Editorial: Hillsborough's step toward tolerance

The Hillsborough County Commission continued on the solid path of progress this week when it passed a human rights ordinance to protect the rights of gays and transgender people. The unanimous vote marked a dramatic shift for a commission that in 1995 reversed an earlier decision to provide such protections. The commission should have stood firm against discrimination long ago, but a step forward is still movement in the right direction even if it was nearly 20 years in the making.

The issue of providing equal protections for people regardless of their sexual orientation took center stage before the commission in 1991. Then, commissioners supported an ordinance that would prohibit discrimination on the basis of gender identity or sexual orientation in hiring, housing and public accommodation. Four years later, the board rolled back those protections and set the stage for decades of backward acts.

This week's unanimous commission vote to expand the county's human rights ordinance showcased a board with a change of heart and a roster that includes Kevin Beckner, the commission's first openly gay member. The decision followed a September vote to agree to draft a domestic partnership registry, another sharp reversal for a board that had just 20 months earlier rejected the idea. The commission plans to hold a public workshop and vote on the registry later in the month.

For years, Hillsborough County stood out as a bastion of intolerance in the bay area where municipalities, including Tampa and St. Petersburg, have been more welcoming and inclusive to gays and transgender people. The commission's shift was a result of changing cultural attitudes and intense pressure from the business community, which long has lobbied that inclusion would make the county more attractive to businesses and new hires.

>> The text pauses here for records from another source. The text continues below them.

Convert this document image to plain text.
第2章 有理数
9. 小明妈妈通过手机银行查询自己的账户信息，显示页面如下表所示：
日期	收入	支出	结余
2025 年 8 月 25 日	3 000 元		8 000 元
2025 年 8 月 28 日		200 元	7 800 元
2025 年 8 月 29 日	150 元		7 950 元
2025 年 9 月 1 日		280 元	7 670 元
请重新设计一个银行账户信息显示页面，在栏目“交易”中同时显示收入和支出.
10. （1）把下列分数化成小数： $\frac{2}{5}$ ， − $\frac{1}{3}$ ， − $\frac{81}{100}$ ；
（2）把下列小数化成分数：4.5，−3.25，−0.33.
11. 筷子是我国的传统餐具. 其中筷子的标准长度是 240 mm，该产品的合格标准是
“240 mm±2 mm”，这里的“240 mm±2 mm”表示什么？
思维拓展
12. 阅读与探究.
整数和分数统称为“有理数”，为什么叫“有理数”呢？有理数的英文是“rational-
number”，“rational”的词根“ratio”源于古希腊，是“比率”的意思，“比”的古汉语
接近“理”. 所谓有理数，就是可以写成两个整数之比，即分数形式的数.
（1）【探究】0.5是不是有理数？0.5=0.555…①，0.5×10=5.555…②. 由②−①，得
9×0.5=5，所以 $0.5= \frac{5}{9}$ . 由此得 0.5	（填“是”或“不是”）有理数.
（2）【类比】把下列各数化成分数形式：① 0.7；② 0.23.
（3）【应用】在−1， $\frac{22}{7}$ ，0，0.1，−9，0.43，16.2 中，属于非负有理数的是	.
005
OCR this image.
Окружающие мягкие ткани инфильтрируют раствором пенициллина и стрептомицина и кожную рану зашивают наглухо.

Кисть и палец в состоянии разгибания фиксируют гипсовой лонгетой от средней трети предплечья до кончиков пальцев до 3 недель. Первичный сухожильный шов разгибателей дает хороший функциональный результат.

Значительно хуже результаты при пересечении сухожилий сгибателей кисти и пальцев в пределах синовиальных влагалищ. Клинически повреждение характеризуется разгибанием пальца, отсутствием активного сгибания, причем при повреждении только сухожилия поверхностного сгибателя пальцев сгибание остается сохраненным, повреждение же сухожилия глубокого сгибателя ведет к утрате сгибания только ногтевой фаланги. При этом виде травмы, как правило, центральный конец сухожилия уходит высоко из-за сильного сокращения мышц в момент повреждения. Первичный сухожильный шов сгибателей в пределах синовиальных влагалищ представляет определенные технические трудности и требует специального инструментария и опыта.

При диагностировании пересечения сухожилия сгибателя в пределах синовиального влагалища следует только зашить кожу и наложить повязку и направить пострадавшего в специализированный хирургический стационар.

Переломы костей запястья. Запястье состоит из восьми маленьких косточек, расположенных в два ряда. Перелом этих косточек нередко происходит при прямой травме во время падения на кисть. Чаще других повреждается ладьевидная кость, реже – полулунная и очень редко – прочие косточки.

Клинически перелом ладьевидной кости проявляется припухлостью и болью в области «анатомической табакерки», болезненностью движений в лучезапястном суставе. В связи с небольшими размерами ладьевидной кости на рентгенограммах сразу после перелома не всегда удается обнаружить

The commission's recent progressive actions on the domestic partnership registry, which affords rights to all unmarried couples, and expanding protections under its human rights ordinance are commendable. Now, commissioners need to take the next step and vote to accept the domestic partnership registry. They also should watch closely to ensure that the protections afforded through the forthcoming registry and the human rights ordinance are being realized around the county.

More than words on a page, the ordinance and registry must be fully embraced by all. Acknowledgement, acceptance and enforcement of the new policies is the truest reflection of a commission and a community that is committed to diversity.